During the coffee break at an economics workshop last month in Brisbane, Australia, a senior official from the Australian Ministry of Foreign Affairs and Trade casually remarked to me that Australia’s top three exports are now coal, iron ore and educa­tion.
Academics are trained to be skeptical, so my immediate ques­tion to him was: “How did you calculate that?"
His reply was eminently reas­onable.
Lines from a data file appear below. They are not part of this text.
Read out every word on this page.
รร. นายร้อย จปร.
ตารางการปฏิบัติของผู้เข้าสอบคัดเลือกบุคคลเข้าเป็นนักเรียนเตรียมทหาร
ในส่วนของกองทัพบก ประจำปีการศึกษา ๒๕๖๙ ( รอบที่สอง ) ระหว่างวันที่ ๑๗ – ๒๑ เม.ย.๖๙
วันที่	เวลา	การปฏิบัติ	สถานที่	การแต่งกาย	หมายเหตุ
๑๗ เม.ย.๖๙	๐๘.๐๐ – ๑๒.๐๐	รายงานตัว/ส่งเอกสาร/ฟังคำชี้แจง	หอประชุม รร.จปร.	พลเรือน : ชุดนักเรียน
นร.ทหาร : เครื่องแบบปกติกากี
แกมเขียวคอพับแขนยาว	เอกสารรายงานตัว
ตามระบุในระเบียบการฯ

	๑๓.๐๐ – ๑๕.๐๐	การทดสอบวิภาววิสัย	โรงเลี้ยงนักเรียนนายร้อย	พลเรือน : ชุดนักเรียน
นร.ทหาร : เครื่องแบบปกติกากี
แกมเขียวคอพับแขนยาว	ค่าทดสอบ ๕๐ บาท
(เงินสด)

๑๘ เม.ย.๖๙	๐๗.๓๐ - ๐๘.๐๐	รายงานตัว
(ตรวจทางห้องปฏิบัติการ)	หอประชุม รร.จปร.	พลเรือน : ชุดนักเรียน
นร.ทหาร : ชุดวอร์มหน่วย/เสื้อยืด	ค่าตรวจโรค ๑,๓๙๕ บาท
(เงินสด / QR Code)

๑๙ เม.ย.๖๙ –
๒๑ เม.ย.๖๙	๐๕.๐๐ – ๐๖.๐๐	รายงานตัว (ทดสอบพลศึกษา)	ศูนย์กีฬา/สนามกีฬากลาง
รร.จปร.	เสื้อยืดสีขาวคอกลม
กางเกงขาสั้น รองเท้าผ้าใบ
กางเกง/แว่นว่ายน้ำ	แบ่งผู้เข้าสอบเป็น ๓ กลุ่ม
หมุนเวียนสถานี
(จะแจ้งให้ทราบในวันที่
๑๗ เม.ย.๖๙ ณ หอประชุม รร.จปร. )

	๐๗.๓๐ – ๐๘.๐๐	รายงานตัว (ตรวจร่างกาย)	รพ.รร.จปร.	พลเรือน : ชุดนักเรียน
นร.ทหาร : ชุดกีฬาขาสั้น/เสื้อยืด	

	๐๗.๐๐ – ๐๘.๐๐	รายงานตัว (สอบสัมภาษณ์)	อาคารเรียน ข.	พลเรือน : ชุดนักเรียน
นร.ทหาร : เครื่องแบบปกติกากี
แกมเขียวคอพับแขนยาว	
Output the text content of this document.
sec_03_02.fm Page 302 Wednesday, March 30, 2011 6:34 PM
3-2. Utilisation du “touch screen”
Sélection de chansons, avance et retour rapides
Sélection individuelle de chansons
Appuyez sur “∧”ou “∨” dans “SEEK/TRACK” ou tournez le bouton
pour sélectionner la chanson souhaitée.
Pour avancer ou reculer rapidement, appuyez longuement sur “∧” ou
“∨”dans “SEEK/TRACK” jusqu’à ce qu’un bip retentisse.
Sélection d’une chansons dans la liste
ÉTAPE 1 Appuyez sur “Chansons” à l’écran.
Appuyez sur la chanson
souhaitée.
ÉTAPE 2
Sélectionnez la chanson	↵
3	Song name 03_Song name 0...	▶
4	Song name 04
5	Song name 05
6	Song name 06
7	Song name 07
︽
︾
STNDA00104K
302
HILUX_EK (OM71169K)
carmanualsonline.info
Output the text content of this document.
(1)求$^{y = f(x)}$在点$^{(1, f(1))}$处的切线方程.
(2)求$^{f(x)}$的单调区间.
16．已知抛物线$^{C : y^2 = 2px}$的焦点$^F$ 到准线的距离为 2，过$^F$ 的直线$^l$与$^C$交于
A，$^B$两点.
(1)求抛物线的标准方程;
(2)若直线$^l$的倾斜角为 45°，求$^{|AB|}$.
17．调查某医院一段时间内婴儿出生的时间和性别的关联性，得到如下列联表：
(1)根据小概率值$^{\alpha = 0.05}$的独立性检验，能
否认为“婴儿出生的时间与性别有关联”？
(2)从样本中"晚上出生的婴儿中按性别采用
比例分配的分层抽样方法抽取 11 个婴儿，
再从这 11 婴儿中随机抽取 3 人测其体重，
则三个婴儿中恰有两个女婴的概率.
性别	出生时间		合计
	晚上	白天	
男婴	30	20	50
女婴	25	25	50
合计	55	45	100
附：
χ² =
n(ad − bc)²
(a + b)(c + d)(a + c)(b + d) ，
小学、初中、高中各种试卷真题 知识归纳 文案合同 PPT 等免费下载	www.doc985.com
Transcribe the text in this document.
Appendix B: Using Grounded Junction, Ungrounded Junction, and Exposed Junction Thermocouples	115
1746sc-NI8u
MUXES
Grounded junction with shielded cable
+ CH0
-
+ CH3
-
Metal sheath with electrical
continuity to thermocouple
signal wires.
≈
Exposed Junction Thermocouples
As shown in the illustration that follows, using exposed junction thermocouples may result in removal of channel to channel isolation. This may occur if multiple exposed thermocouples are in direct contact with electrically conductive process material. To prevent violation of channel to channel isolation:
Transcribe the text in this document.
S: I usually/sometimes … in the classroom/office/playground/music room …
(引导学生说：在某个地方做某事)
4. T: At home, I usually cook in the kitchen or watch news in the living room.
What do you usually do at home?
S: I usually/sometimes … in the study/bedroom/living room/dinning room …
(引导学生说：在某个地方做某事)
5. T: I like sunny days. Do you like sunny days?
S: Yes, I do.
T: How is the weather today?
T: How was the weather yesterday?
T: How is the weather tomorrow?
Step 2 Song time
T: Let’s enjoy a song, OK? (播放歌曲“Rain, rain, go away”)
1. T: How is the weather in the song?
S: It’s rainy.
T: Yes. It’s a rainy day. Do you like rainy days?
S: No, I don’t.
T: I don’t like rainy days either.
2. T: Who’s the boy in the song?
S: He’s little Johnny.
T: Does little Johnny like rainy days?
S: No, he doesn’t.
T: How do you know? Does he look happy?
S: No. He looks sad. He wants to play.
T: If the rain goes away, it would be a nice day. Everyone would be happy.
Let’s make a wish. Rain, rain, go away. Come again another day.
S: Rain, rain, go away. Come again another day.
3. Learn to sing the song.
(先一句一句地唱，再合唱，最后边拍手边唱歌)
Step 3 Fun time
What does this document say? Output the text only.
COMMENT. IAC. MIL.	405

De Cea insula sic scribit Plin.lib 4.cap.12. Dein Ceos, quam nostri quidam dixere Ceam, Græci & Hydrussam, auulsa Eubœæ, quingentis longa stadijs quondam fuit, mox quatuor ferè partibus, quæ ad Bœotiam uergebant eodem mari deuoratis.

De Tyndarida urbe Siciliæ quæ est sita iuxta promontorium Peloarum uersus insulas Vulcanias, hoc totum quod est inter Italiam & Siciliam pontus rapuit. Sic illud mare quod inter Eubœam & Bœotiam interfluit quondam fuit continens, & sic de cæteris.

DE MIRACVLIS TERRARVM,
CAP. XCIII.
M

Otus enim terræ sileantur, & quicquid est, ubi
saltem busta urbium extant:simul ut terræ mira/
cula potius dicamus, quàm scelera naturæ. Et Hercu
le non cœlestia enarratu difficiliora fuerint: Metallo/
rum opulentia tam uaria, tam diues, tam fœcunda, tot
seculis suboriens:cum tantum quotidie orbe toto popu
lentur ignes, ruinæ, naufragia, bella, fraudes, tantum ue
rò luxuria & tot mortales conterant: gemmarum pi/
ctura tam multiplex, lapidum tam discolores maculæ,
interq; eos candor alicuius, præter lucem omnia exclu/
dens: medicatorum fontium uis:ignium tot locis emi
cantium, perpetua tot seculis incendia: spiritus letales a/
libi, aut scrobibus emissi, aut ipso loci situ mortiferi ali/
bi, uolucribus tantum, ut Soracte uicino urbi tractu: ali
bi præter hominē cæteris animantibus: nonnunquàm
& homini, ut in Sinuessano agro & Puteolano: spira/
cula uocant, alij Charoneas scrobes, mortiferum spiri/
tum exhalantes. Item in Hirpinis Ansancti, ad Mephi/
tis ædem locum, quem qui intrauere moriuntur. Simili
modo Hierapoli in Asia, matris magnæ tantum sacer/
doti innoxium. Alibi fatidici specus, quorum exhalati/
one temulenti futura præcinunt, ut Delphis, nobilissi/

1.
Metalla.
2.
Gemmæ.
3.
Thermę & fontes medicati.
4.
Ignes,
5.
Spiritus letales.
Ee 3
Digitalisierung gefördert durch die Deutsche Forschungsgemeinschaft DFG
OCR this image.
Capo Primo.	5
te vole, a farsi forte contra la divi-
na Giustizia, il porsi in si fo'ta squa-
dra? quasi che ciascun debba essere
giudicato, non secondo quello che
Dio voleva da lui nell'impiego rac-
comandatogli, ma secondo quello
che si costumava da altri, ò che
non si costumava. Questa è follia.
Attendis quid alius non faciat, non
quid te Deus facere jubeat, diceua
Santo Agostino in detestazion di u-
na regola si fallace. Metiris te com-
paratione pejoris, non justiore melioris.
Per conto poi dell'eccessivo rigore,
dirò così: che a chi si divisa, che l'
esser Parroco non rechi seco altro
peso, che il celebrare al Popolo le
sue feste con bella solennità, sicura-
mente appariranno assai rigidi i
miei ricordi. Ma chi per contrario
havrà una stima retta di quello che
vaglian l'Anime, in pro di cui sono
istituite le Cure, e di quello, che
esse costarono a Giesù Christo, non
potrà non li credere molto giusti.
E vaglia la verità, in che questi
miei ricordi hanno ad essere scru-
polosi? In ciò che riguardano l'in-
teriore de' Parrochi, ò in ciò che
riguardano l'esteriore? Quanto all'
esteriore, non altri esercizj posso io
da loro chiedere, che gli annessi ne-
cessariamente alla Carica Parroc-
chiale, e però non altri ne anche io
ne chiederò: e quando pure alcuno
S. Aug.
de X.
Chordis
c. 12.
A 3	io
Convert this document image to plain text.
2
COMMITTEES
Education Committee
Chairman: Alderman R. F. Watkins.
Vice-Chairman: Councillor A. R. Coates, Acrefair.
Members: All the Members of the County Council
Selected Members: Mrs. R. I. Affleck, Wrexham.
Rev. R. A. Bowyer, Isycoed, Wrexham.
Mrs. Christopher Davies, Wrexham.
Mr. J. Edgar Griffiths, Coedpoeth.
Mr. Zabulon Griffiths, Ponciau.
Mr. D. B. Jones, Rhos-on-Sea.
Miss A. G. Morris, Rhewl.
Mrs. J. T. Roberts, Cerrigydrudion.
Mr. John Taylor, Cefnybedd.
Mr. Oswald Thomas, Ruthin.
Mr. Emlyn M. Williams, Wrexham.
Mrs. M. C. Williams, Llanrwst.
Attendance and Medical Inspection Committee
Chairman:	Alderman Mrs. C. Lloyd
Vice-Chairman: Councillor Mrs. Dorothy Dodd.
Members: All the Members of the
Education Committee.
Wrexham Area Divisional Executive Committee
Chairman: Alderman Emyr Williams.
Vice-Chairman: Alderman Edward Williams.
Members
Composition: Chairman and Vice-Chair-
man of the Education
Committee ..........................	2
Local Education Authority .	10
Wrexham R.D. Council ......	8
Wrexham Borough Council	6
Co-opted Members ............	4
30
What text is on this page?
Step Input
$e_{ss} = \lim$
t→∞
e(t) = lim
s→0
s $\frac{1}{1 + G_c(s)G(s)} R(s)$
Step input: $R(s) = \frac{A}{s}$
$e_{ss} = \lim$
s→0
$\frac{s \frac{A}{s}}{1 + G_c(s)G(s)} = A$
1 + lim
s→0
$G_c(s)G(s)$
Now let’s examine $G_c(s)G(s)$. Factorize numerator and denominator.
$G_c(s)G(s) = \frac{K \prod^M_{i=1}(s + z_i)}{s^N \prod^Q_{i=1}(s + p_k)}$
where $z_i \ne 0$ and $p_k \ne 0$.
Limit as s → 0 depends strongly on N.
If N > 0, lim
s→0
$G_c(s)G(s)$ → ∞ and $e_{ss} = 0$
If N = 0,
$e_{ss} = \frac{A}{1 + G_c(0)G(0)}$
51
Since they wanted to know how much the incomes of Australians had increased due to the purchases of foreigners, they added the living expenses and transportation expenditures of foreign students while they were in Australia to the increase in tuition revenues of Australian language institutes, colleges and universities.
We both agreed that although education may rank third in dollar terms, modern mining is a very capital intensive process.
Because the education services and consumption expenditures purchased by foreign students are quite labour intensive, “edu­cation exports" are, per dollar, much bigger job creators than mining.
Australians realized some years ago that their proximity to rapidly growing Asian countries and their English language edu­cational system gave them a market opportunity.
There are hundreds of millions of newly middle class families in China, India, Indonesia and Southeast Asia who want the very best for their children (now, very often, their only child) and economic growth means that they now have the income to pay for it.
Australia has been targeting that market for 20 years.
Today, the concern among Australian academics is that their early entry into the education market may have been at a price/ quality point that made sense in the 1990s, when family incomes in their target markets were considerably lower than now.
However, the parents of their students are extremely conscious of academic quality, and now they can afford to pay for more of it.
In the Age of the Internet, geographic proximity also now counts for less — and in any event, in addition to Asian coun­tries, the economic growth of Turkey, Brazil, Russia, etc. means that the potential market for high-quality post-secondary education in English is expand­ing globally.
The question is: who will supply that market?
Which is why this particular civil servant was spending his day at an academic research workshop — he wanted to under­stand better the research process which is such a dominant com­ponent of international rankings of universities, such as Shanghai University’s “Academic Ranking of World Universities."
And the reference points really are international. One example of the globalization of higher edu­cation comes from the job mar­ket.